The Vizla is a hunting dog bred to spend much time with its humans, working together to track down prey. 

This high-energy breed needs lots of exercise to release pent-up excitement, and they need time around their family - some people refer to the Vizla as the Velcro dog that can’t help but stick close to its favorite owner. 

#9 Toy Poodle

These teeny-tiny balls of fluff are very gentle and a little emotionally fragile, too.

A highly-intelligent breed, these dogs need plenty of mental stimulation to remain well-adjusted and curb their boredom. 

The Toy Poodle needs lots of quality time, love, and affection from its owner to feel secure. 

#10 Cocker Spaniel

The Cocker Spaniel is a gun dog initially meant to follow its owners around the hunting field. It’s no wonder then that this dog has strong instincts to follow their owner around everywhere else they go, too. 
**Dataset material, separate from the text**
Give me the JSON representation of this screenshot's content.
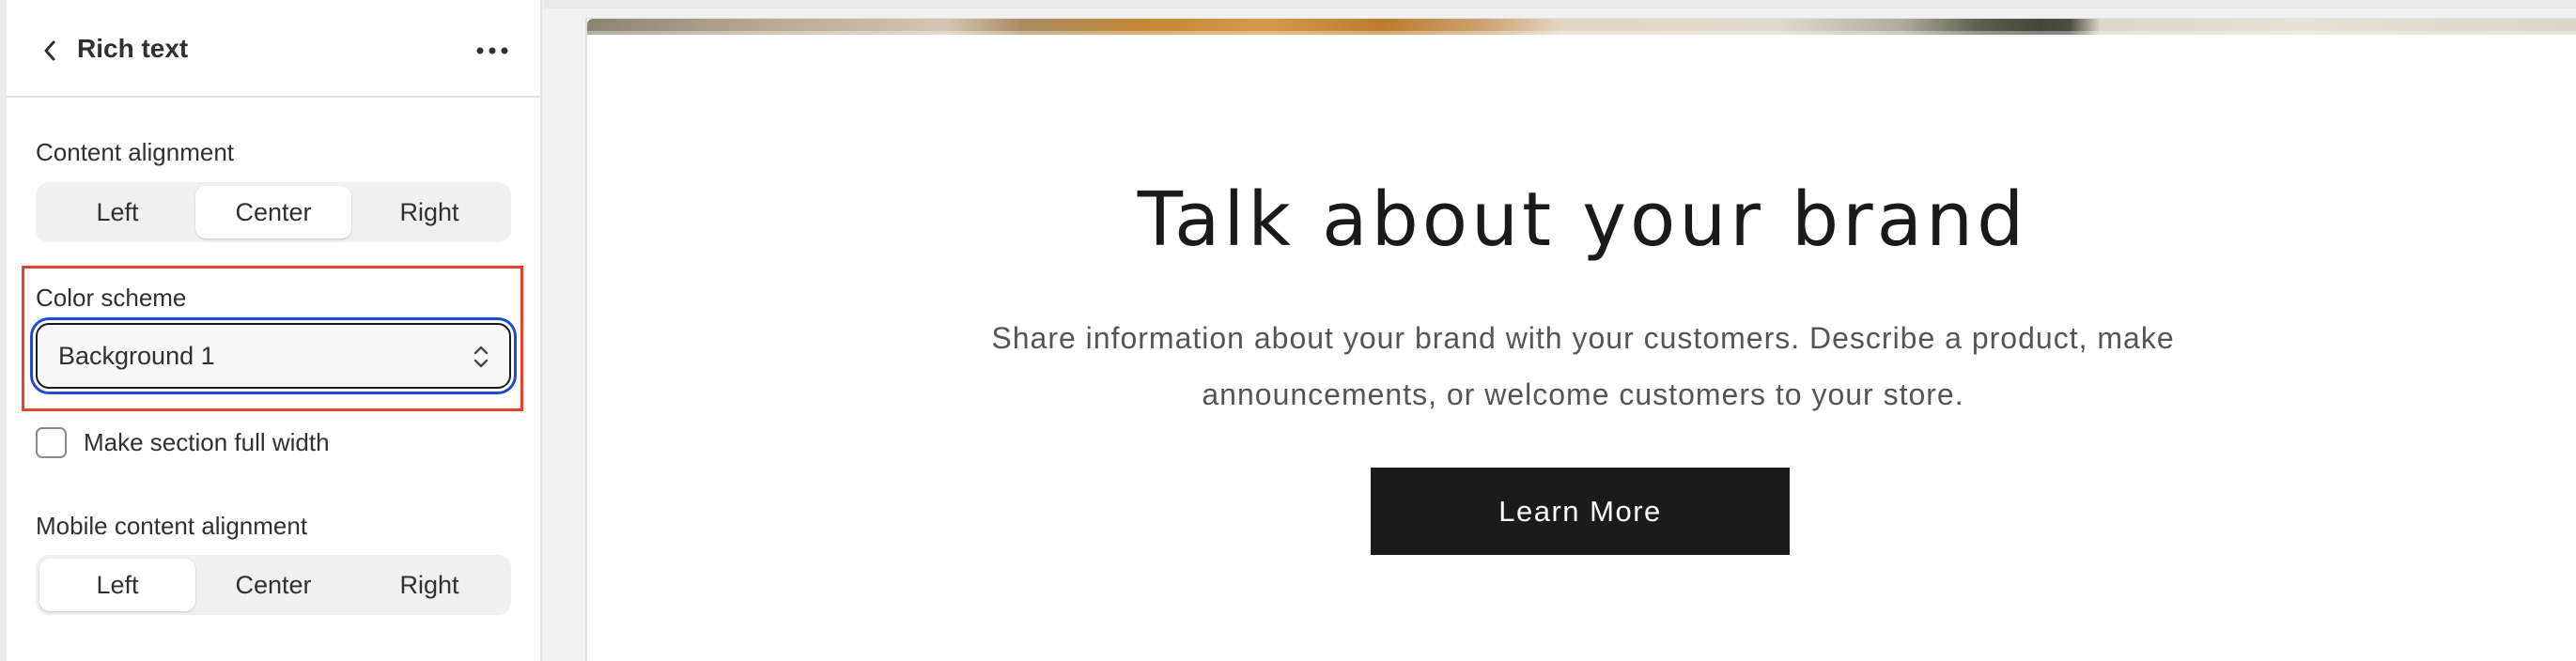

These pups love to be in the great outdoors and don’t like being left alone for long, especially indoors. 

#11 Chihuahua

These tiny dogs make convenient companions, especially in small apartment living. The energetic Chihuahua loves the sound of its own voice and is prone to become very yappy when left at home alone.

Luckily, their size also makes them easy to bring places that larger dogs can’t go, so most Chihuahuas aren’t left alone for long periods when they’re prone to destroy furniture and other important belongings.  

#12 Italian Greyhound

Though we know Greyhounds for their incredible athleticism and speed, these dogs are pretty lazy when they’re at home - they love to play couch potato as much as possible. 
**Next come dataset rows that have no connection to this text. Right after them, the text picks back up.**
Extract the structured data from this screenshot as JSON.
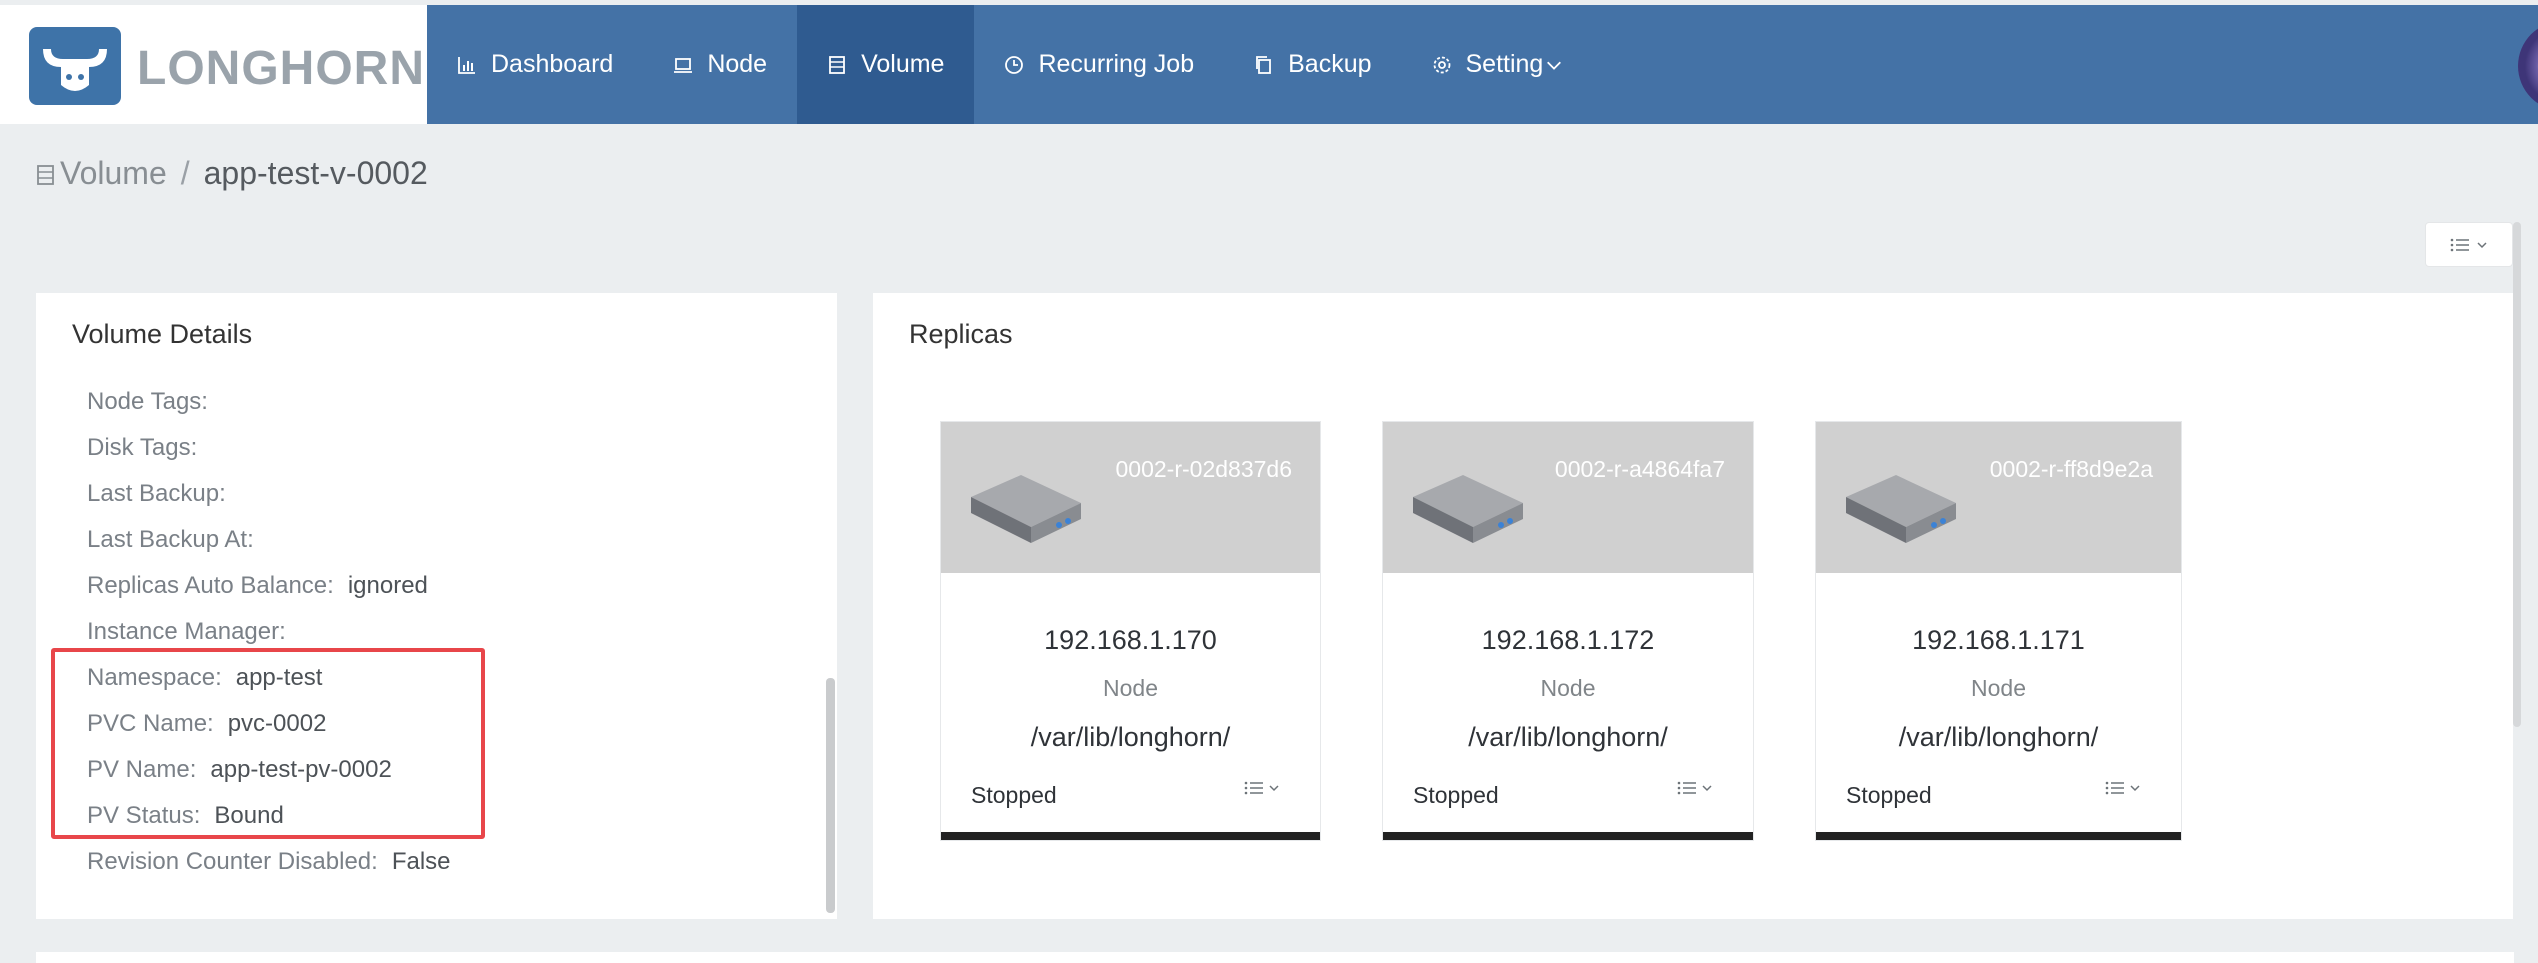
{
  "app": {
    "brand": "LONGHORN"
  },
  "nav": {
    "items": [
      {
        "label": "Dashboard",
        "icon": "bar-chart-icon",
        "active": false
      },
      {
        "label": "Node",
        "icon": "laptop-icon",
        "active": false
      },
      {
        "label": "Volume",
        "icon": "database-icon",
        "active": true
      },
      {
        "label": "Recurring Job",
        "icon": "clock-icon",
        "active": false
      },
      {
        "label": "Backup",
        "icon": "copy-icon",
        "active": false
      },
      {
        "label": "Setting",
        "icon": "gear-icon",
        "active": false
      }
    ]
  },
  "breadcrumb": {
    "root": "Volume",
    "separator": "/",
    "current": "app-test-v-0002"
  },
  "details": {
    "title": "Volume Details",
    "rows": [
      {
        "label": "Node Tags:",
        "value": ""
      },
      {
        "label": "Disk Tags:",
        "value": ""
      },
      {
        "label": "Last Backup:",
        "value": ""
      },
      {
        "label": "Last Backup At:",
        "value": ""
      },
      {
        "label": "Replicas Auto Balance:",
        "value": "ignored"
      },
      {
        "label": "Instance Manager:",
        "value": ""
      },
      {
        "label": "Namespace:",
        "value": "app-test"
      },
      {
        "label": "PVC Name:",
        "value": "pvc-0002"
      },
      {
        "label": "PV Name:",
        "value": "app-test-pv-0002"
      },
      {
        "label": "PV Status:",
        "value": "Bound"
      },
      {
        "label": "Revision Counter Disabled:",
        "value": "False"
      }
    ]
  },
  "replicas": {
    "title": "Replicas",
    "cards": [
      {
        "name": "0002-r-02d837d6",
        "ip": "192.168.1.170",
        "node_label": "Node",
        "path": "/var/lib/longhorn/",
        "status": "Stopped"
      },
      {
        "name": "0002-r-a4864fa7",
        "ip": "192.168.1.172",
        "node_label": "Node",
        "path": "/var/lib/longhorn/",
        "status": "Stopped"
      },
      {
        "name": "0002-r-ff8d9e2a",
        "ip": "192.168.1.171",
        "node_label": "Node",
        "path": "/var/lib/longhorn/",
        "status": "Stopped"
      }
    ]
  },
  "colors": {
    "header": "#4472a6",
    "active_nav": "#2f5b90",
    "highlight": "#e8464a"
  }
}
Though they’re a pretty chill breed, they’d always rather be relaxing with their owners than alone and can become anxious when left at home by themselves for too long.

Helping Dogs That Suffer From Separation Anxiety

While separation anxiety can feel like a desperate situation for both you and your pup, there are a few simple ways to help your dog work through their feelings and improve the symptoms. 

  • Training. Start with graduated training, in which you practice making your dog remain alone in a room for increasing amounts of time. Remain calm when leaving and returning, and eventually work up to leaving the house altogether.
  • Entertaining. Fill a toy with hard to access treats to give your dog something to work on while you’re gone and prevent lonely boredom that causes separation anxiety.  
  • Ensuring comfort. Try crate training your pup to give them a smaller space to mind, which can be particularly helpful for dogs with guarding tendencies. Grab a bed ramp for dogs to encourage your dog to lounge on the bed or couch and stay away from the door. They’ll be comforted by your smell when you’re away from the house.
  • Regular exercising. Make sure your pup gets plenty of exercise when you’re home, as pent-up energy can quickly turn into separation anxiety. 
  • Medical treatment. Sometimes, you may want to try some dog anxiety medication, especially if your pup’s reactions have become very severe. Anxiety meds for dogs can help take the edge off as you work on other training techniques to reduce anxious tendencies.
  • Herbal treatment. If you’re not into the idea of medication, you can try some herbal treatments first to see if they’re useful - some give their dogs L-theanine, passionflower, chamomile, St. John’s Wort, or valerian.

We hope one or more of these tools helps to improve your pup’s symptoms - don’t be afraid to reach out and consult your vet or a professional trainer who can provide even more in-depth help!